People who are familiar with eating in Hong Kong may know it, but this is like short pasta, rolled under hand or roller stick to make a short noodle which look just like snail (the one without shell). The soup was actually simple and good, sesami oil adding nice flavour. I flipped through the paperback on the left hand while sipping the soup with the right, and I was happy.

When I was lost at the airport for exact change, I almost just jumped on the train or the bus into town and walk there till I’m tired. But somehow I didn’t think I wanted to spend HK100 to get there, whatever that amount meant I didn’t know.

After the meal, I sat outside of the outlet stores and read the book. There was not much that inspired me to photograph. Maybe I was tired after a long project that just finished and delivered. Soon I started to feel really sleepy, so moved onto a bench inside the shopping centre, in front of Christmas decoration where couples and families stopped and photographed themselves, and continued reading under the bright light there. But even that got tiring close to 9pm, and I head down to the bus stop, this time with exact change in my hand.

After passing through the immigration, I tried to locate the shower room I used last time. This is another rule for me – always have a shower before the over-night flight. I have dry skin that could get itchy in the dry aircraft, and it is critical that I wash down the shower and apply moisturiser as much as I can. The shower in the departure lounge was HK140/US20. I didn’t have 140, so I asked how much it would be in Australian dollar. AU22, the girl says. I had 20 and was looking into the bag and finally found the film case full of coins after a few minutes when she told me they don’t take coins. Well thank you for saving 2 minutes, but I guess I had more than enough time till 1am departure. So I handed her AU20 and HK10 (now I had a very good sense of exchange rate at the end of my short stay!), had a good shower, brushed my teeth, and put moisturiser all over my face.

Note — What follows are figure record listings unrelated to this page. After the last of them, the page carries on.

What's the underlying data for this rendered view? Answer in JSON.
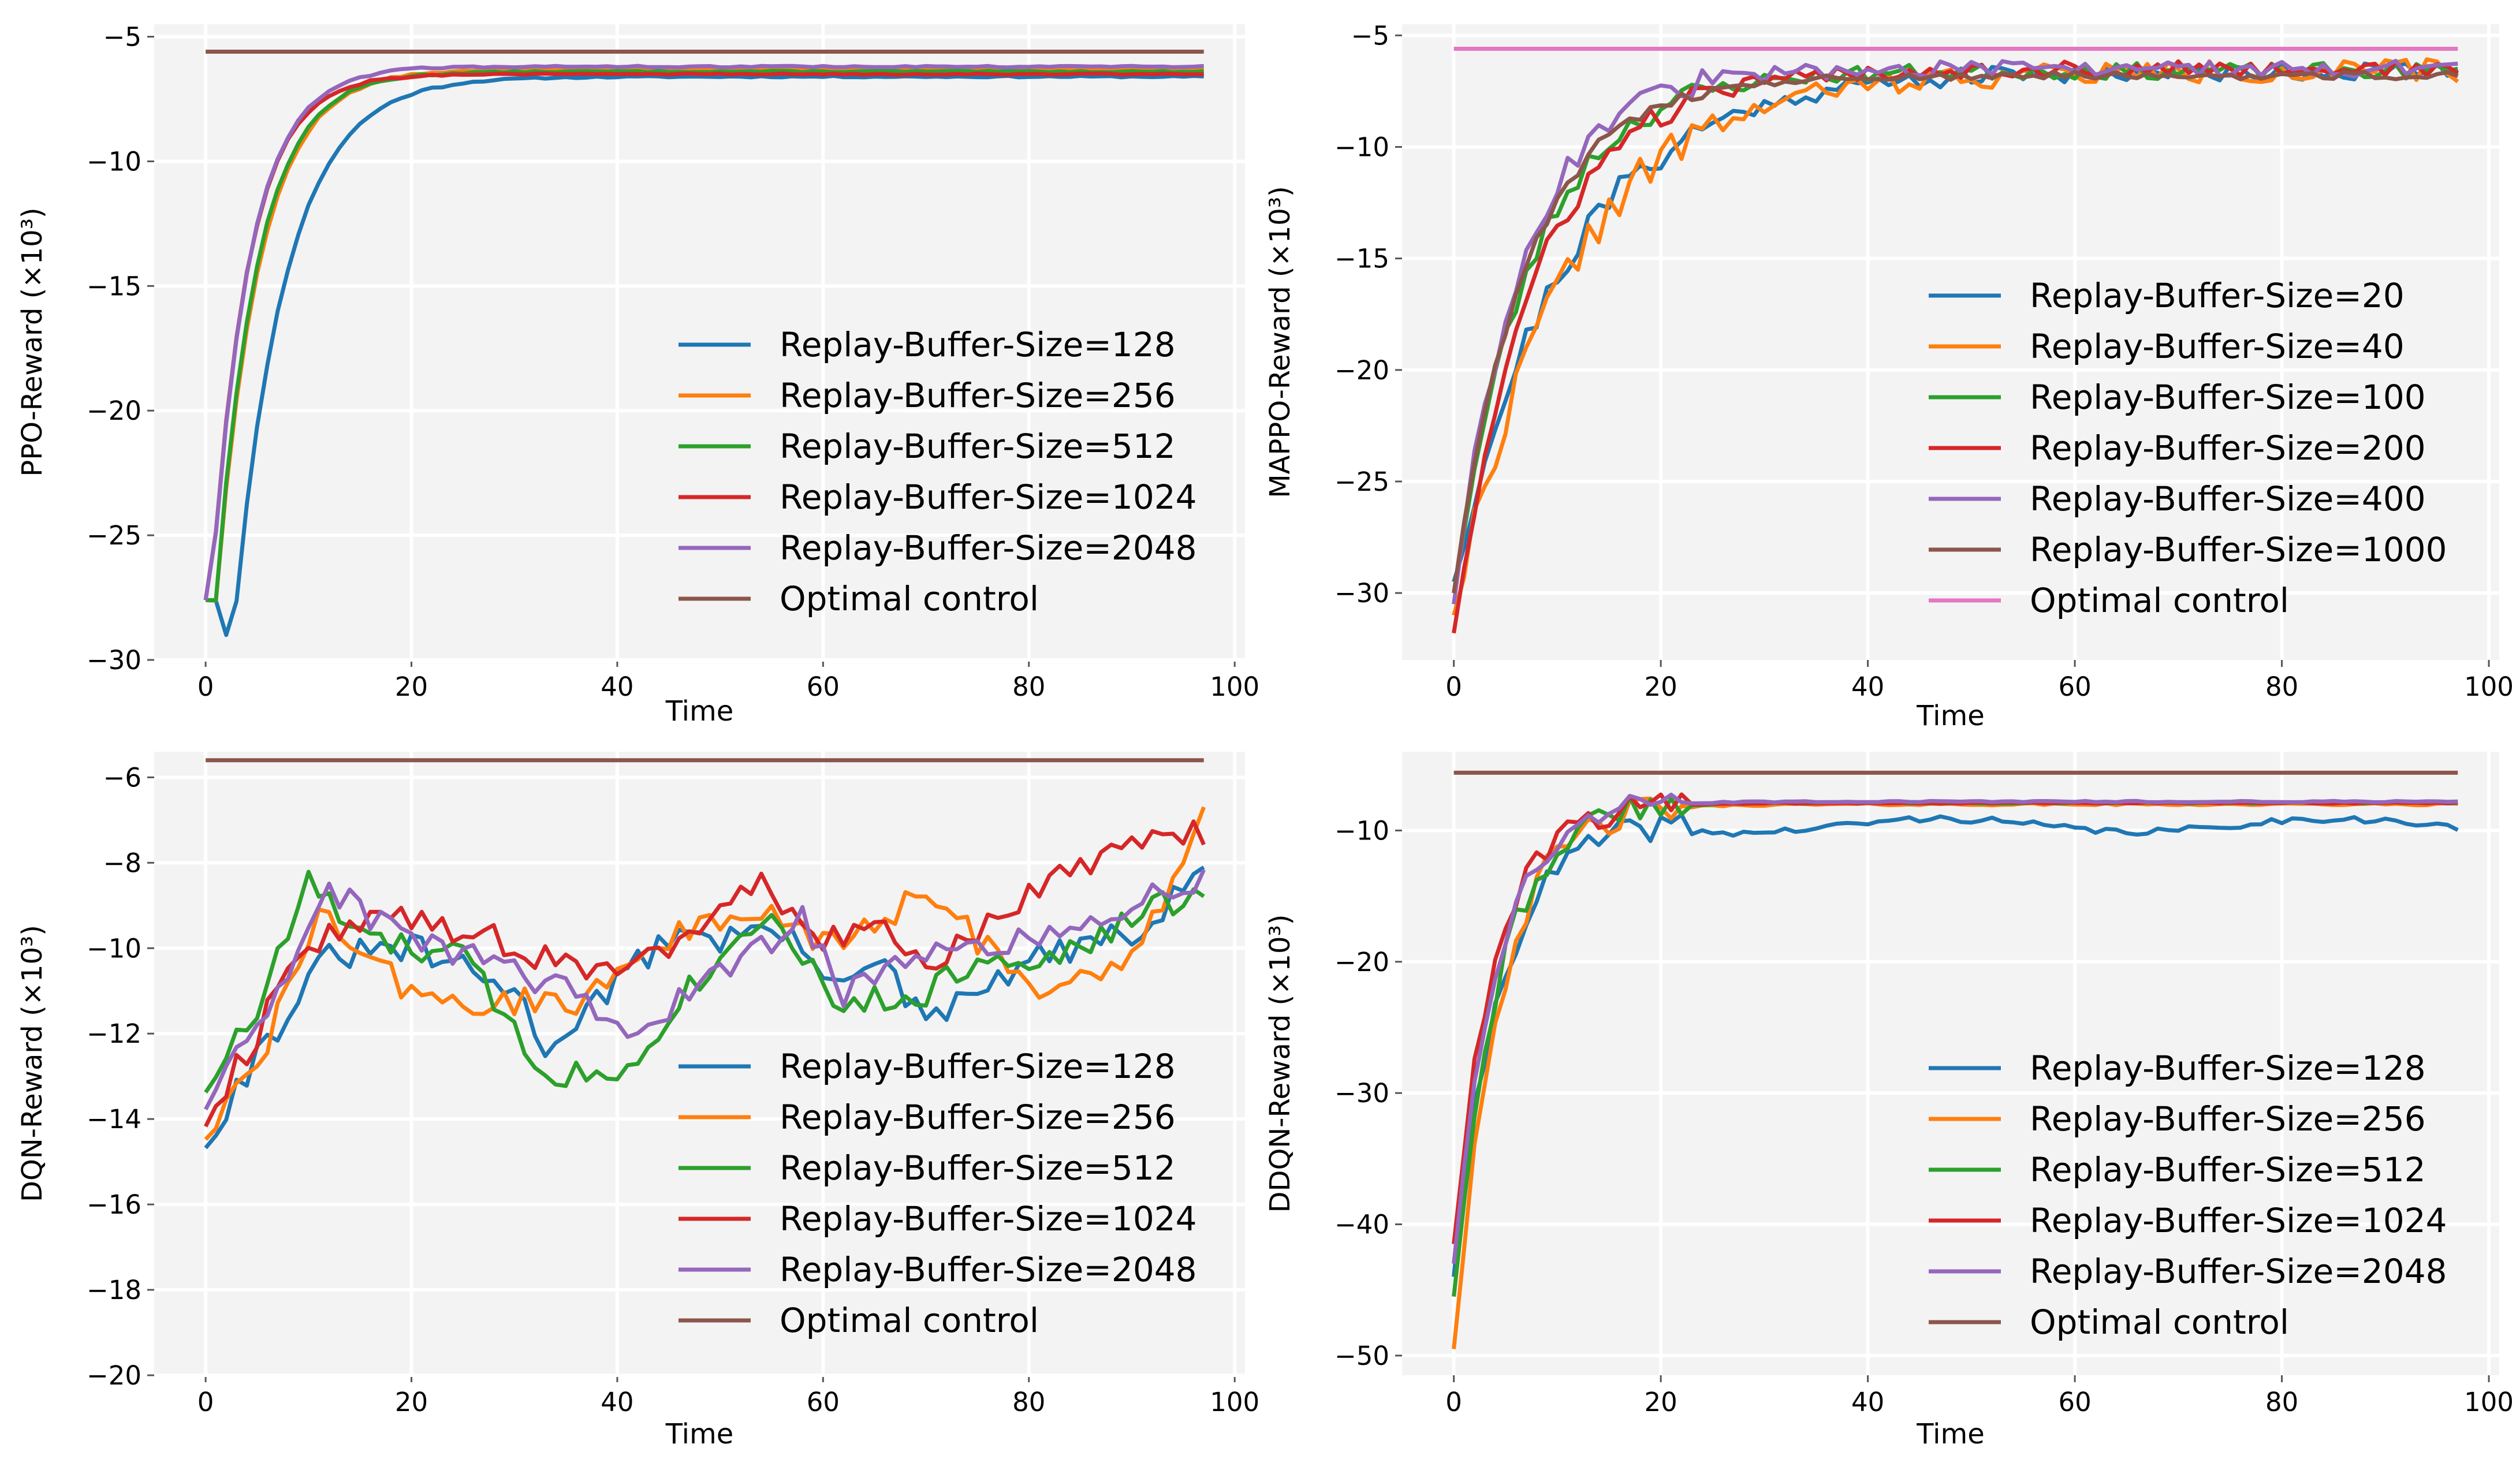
{
  "chart_data": [
    {
      "id": "ppo",
      "type": "line",
      "ylabel": "PPO-Reward (×10³)",
      "xlabel": "Time",
      "xlim": [
        -5,
        101
      ],
      "ylim": [
        -30,
        -4.5
      ],
      "xticks": [
        0,
        20,
        40,
        60,
        80,
        100
      ],
      "yticks": [
        -5,
        -10,
        -15,
        -20,
        -25,
        -30
      ],
      "xtick_labels": [
        "0",
        "20",
        "40",
        "60",
        "80",
        "100"
      ],
      "ytick_labels": [
        "−5",
        "−10",
        "−15",
        "−20",
        "−25",
        "−30"
      ],
      "optimal": -5.6,
      "optimal_label": "Optimal control",
      "optimal_color": "#8c564b",
      "series": [
        {
          "name": "Replay-Buffer-Size=128",
          "color": "#1f77b4",
          "kind": "sat",
          "start": -27.6,
          "end": -6.6,
          "tau": 5.0,
          "delay": 3,
          "noise": 0.05,
          "dip": -29.0,
          "seed": 11
        },
        {
          "name": "Replay-Buffer-Size=256",
          "color": "#ff7f0e",
          "kind": "sat",
          "start": -27.6,
          "end": -6.3,
          "tau": 4.2,
          "delay": 1,
          "noise": 0.05,
          "seed": 12
        },
        {
          "name": "Replay-Buffer-Size=512",
          "color": "#2ca02c",
          "kind": "sat",
          "start": -27.6,
          "end": -6.4,
          "tau": 4.0,
          "delay": 1,
          "noise": 0.05,
          "seed": 13
        },
        {
          "name": "Replay-Buffer-Size=1024",
          "color": "#d62728",
          "kind": "sat",
          "start": -27.6,
          "end": -6.5,
          "tau": 3.6,
          "delay": 0.5,
          "noise": 0.05,
          "seed": 14
        },
        {
          "name": "Replay-Buffer-Size=2048",
          "color": "#9467bd",
          "kind": "sat",
          "start": -27.6,
          "end": -6.2,
          "tau": 3.7,
          "delay": 0.5,
          "noise": 0.05,
          "seed": 15
        }
      ]
    },
    {
      "id": "mappo",
      "type": "line",
      "ylabel": "MAPPO-Reward (×10³)",
      "xlabel": "Time",
      "xlim": [
        -5,
        101
      ],
      "ylim": [
        -33,
        -4.5
      ],
      "xticks": [
        0,
        20,
        40,
        60,
        80,
        100
      ],
      "yticks": [
        -5,
        -10,
        -15,
        -20,
        -25,
        -30
      ],
      "xtick_labels": [
        "0",
        "20",
        "40",
        "60",
        "80",
        "100"
      ],
      "ytick_labels": [
        "−5",
        "−10",
        "−15",
        "−20",
        "−25",
        "−30"
      ],
      "optimal": -5.6,
      "optimal_label": "Optimal control",
      "optimal_color": "#e377c2",
      "series": [
        {
          "name": "Replay-Buffer-Size=20",
          "color": "#1f77b4",
          "kind": "sat",
          "start": -29.5,
          "end": -6.6,
          "tau": 11,
          "delay": 0,
          "noise": 0.7,
          "seed": 21
        },
        {
          "name": "Replay-Buffer-Size=40",
          "color": "#ff7f0e",
          "kind": "sat",
          "start": -31.0,
          "end": -6.6,
          "tau": 11,
          "delay": 0,
          "noise": 0.9,
          "seed": 22
        },
        {
          "name": "Replay-Buffer-Size=100",
          "color": "#2ca02c",
          "kind": "sat",
          "start": -30.0,
          "end": -6.6,
          "tau": 7.5,
          "delay": 0,
          "noise": 0.6,
          "seed": 23
        },
        {
          "name": "Replay-Buffer-Size=200",
          "color": "#d62728",
          "kind": "sat",
          "start": -31.8,
          "end": -6.5,
          "tau": 8,
          "delay": 0,
          "noise": 0.6,
          "seed": 24
        },
        {
          "name": "Replay-Buffer-Size=400",
          "color": "#9467bd",
          "kind": "sat",
          "start": -30.5,
          "end": -6.5,
          "tau": 6.5,
          "delay": 0,
          "noise": 0.6,
          "seed": 25
        },
        {
          "name": "Replay-Buffer-Size=1000",
          "color": "#8c564b",
          "kind": "sat",
          "start": -30.0,
          "end": -6.8,
          "tau": 7,
          "delay": 0,
          "noise": 0.3,
          "seed": 26
        }
      ]
    },
    {
      "id": "dqn",
      "type": "line",
      "ylabel": "DQN-Reward (×10³)",
      "xlabel": "Time",
      "xlim": [
        -5,
        101
      ],
      "ylim": [
        -20,
        -5.4
      ],
      "xticks": [
        0,
        20,
        40,
        60,
        80,
        100
      ],
      "yticks": [
        -6,
        -8,
        -10,
        -12,
        -14,
        -16,
        -18,
        -20
      ],
      "xtick_labels": [
        "0",
        "20",
        "40",
        "60",
        "80",
        "100"
      ],
      "ytick_labels": [
        "−6",
        "−8",
        "−10",
        "−12",
        "−14",
        "−16",
        "−18",
        "−20"
      ],
      "optimal": -5.6,
      "optimal_label": "Optimal control",
      "optimal_color": "#8c564b",
      "series": [
        {
          "name": "Replay-Buffer-Size=128",
          "color": "#1f77b4",
          "kind": "wave",
          "keys": [
            [
              0,
              -14.5
            ],
            [
              5,
              -12.5
            ],
            [
              12,
              -10.2
            ],
            [
              20,
              -10.0
            ],
            [
              30,
              -11.0
            ],
            [
              33,
              -12.3
            ],
            [
              40,
              -10.8
            ],
            [
              46,
              -9.5
            ],
            [
              50,
              -9.8
            ],
            [
              55,
              -9.5
            ],
            [
              60,
              -10.5
            ],
            [
              66,
              -10.5
            ],
            [
              70,
              -11.8
            ],
            [
              80,
              -10.3
            ],
            [
              88,
              -9.8
            ],
            [
              92,
              -9.5
            ],
            [
              97,
              -8.0
            ]
          ],
          "noise": 0.35,
          "seed": 31
        },
        {
          "name": "Replay-Buffer-Size=256",
          "color": "#ff7f0e",
          "kind": "wave",
          "keys": [
            [
              0,
              -14.3
            ],
            [
              5,
              -12.8
            ],
            [
              11,
              -9.2
            ],
            [
              17,
              -10.5
            ],
            [
              22,
              -11.3
            ],
            [
              30,
              -11.3
            ],
            [
              36,
              -11.2
            ],
            [
              40,
              -10.6
            ],
            [
              46,
              -9.6
            ],
            [
              55,
              -9.2
            ],
            [
              60,
              -9.9
            ],
            [
              65,
              -9.5
            ],
            [
              70,
              -8.7
            ],
            [
              75,
              -9.8
            ],
            [
              82,
              -11.0
            ],
            [
              90,
              -10.2
            ],
            [
              97,
              -7.0
            ]
          ],
          "noise": 0.35,
          "seed": 32
        },
        {
          "name": "Replay-Buffer-Size=512",
          "color": "#2ca02c",
          "kind": "wave",
          "keys": [
            [
              0,
              -13.2
            ],
            [
              5,
              -11.5
            ],
            [
              10,
              -8.4
            ],
            [
              15,
              -9.8
            ],
            [
              25,
              -10.2
            ],
            [
              33,
              -12.9
            ],
            [
              40,
              -13.0
            ],
            [
              46,
              -11.2
            ],
            [
              55,
              -9.0
            ],
            [
              61,
              -11.2
            ],
            [
              68,
              -11.3
            ],
            [
              76,
              -10.2
            ],
            [
              85,
              -10.1
            ],
            [
              92,
              -9.0
            ],
            [
              97,
              -8.8
            ]
          ],
          "noise": 0.35,
          "seed": 33
        },
        {
          "name": "Replay-Buffer-Size=1024",
          "color": "#d62728",
          "kind": "wave",
          "keys": [
            [
              0,
              -14.0
            ],
            [
              5,
              -12.0
            ],
            [
              10,
              -9.8
            ],
            [
              20,
              -9.2
            ],
            [
              28,
              -9.8
            ],
            [
              35,
              -10.5
            ],
            [
              42,
              -10.3
            ],
            [
              48,
              -9.6
            ],
            [
              53,
              -8.4
            ],
            [
              60,
              -9.8
            ],
            [
              65,
              -9.5
            ],
            [
              70,
              -10.6
            ],
            [
              78,
              -9.0
            ],
            [
              85,
              -8.0
            ],
            [
              92,
              -7.5
            ],
            [
              97,
              -7.3
            ]
          ],
          "noise": 0.35,
          "seed": 34
        },
        {
          "name": "Replay-Buffer-Size=2048",
          "color": "#9467bd",
          "kind": "wave",
          "keys": [
            [
              0,
              -13.6
            ],
            [
              5,
              -12.0
            ],
            [
              12,
              -8.7
            ],
            [
              20,
              -9.8
            ],
            [
              28,
              -10.4
            ],
            [
              35,
              -11.0
            ],
            [
              40,
              -12.0
            ],
            [
              46,
              -11.3
            ],
            [
              52,
              -10.3
            ],
            [
              58,
              -9.2
            ],
            [
              62,
              -11.1
            ],
            [
              68,
              -10.3
            ],
            [
              75,
              -10.0
            ],
            [
              85,
              -9.6
            ],
            [
              92,
              -8.8
            ],
            [
              97,
              -8.3
            ]
          ],
          "noise": 0.35,
          "seed": 35
        }
      ]
    },
    {
      "id": "ddqn",
      "type": "line",
      "ylabel": "DDQN-Reward (×10³)",
      "xlabel": "Time",
      "xlim": [
        -5,
        101
      ],
      "ylim": [
        -51.5,
        -4
      ],
      "xticks": [
        0,
        20,
        40,
        60,
        80,
        100
      ],
      "yticks": [
        -10,
        -20,
        -30,
        -40,
        -50
      ],
      "xtick_labels": [
        "0",
        "20",
        "40",
        "60",
        "80",
        "100"
      ],
      "ytick_labels": [
        "−10",
        "−20",
        "−30",
        "−40",
        "−50"
      ],
      "optimal": -5.6,
      "optimal_label": "Optimal control",
      "optimal_color": "#8c564b",
      "series": [
        {
          "name": "Replay-Buffer-Size=128",
          "color": "#1f77b4",
          "kind": "sat_then",
          "start": -44.0,
          "end": -9.3,
          "tau": 4.5,
          "delay": 0,
          "noise": 1.0,
          "tail_noise": 0.25,
          "settle": 22,
          "seed": 41
        },
        {
          "name": "Replay-Buffer-Size=256",
          "color": "#ff7f0e",
          "kind": "sat_then",
          "start": -49.5,
          "end": -8.0,
          "tau": 4.3,
          "delay": 0,
          "noise": 1.2,
          "tail_noise": 0.08,
          "settle": 22,
          "seed": 42
        },
        {
          "name": "Replay-Buffer-Size=512",
          "color": "#2ca02c",
          "kind": "sat_then",
          "start": -45.5,
          "end": -7.9,
          "tau": 4.2,
          "delay": 0,
          "noise": 1.2,
          "tail_noise": 0.05,
          "settle": 22,
          "seed": 43
        },
        {
          "name": "Replay-Buffer-Size=1024",
          "color": "#d62728",
          "kind": "sat_then",
          "start": -41.5,
          "end": -7.9,
          "tau": 4.0,
          "delay": 0,
          "noise": 1.0,
          "tail_noise": 0.05,
          "settle": 22,
          "seed": 44
        },
        {
          "name": "Replay-Buffer-Size=2048",
          "color": "#9467bd",
          "kind": "sat_then",
          "start": -43.0,
          "end": -7.8,
          "tau": 4.1,
          "delay": 0,
          "noise": 1.0,
          "tail_noise": 0.05,
          "settle": 22,
          "seed": 45
        }
      ]
    }
  ]
}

There was little that I could do to kill my time in the terminal. I finished the short story. The free internet terminal did not seem to be working. There did not seem to be free wifi, though my iPhone kept catching something that did not really have any data traffic. Around 11am, I was falling asleep sitting or standing, so I kept walking. I did not want to fall asleep with my camera, lenses and MacBook in my Lowe backpack. Shops were closing for the day, food court had only one or two that was still open, and people were taking a nap everywhere, but me. I walked all the way up on one wing between 20 or so departure gates, and went back the way I came. I was not quite walking straight as the weight of my bag was beginning to bother my tired body. I tried to remember how many hours since I last slept. I slept 4 hours the night before, which ended when I woke at 5am. And that would be 2am in Hong Kong. There I was, 11pm, and still hadn’t slept (I tend to avoid sleeping in the day flight so I could sleep in the night flight that follows).

1am, the passenger started boarding, not as many Japanese people as I’d expected, but as soon as I sat down in 33D and put away my bag, I was asleep. When the plane closed the door at 1:35 and then taxied down the run way, I was not conscious. I had my belt tightly strapped at my waist, my bag in the overhead, and I slept till the meal started serving. And I felt really rested. It was only a little over an hour that I slept, in the short flight of under 3 hours to Osaka, but I felt great. Touching one bite of the pork and rice, I moved onto that tasteless typical airline brownie, and washed down with the glass of water. Had two more glasses of water and soon the plane was descending down to Kansai in the dark.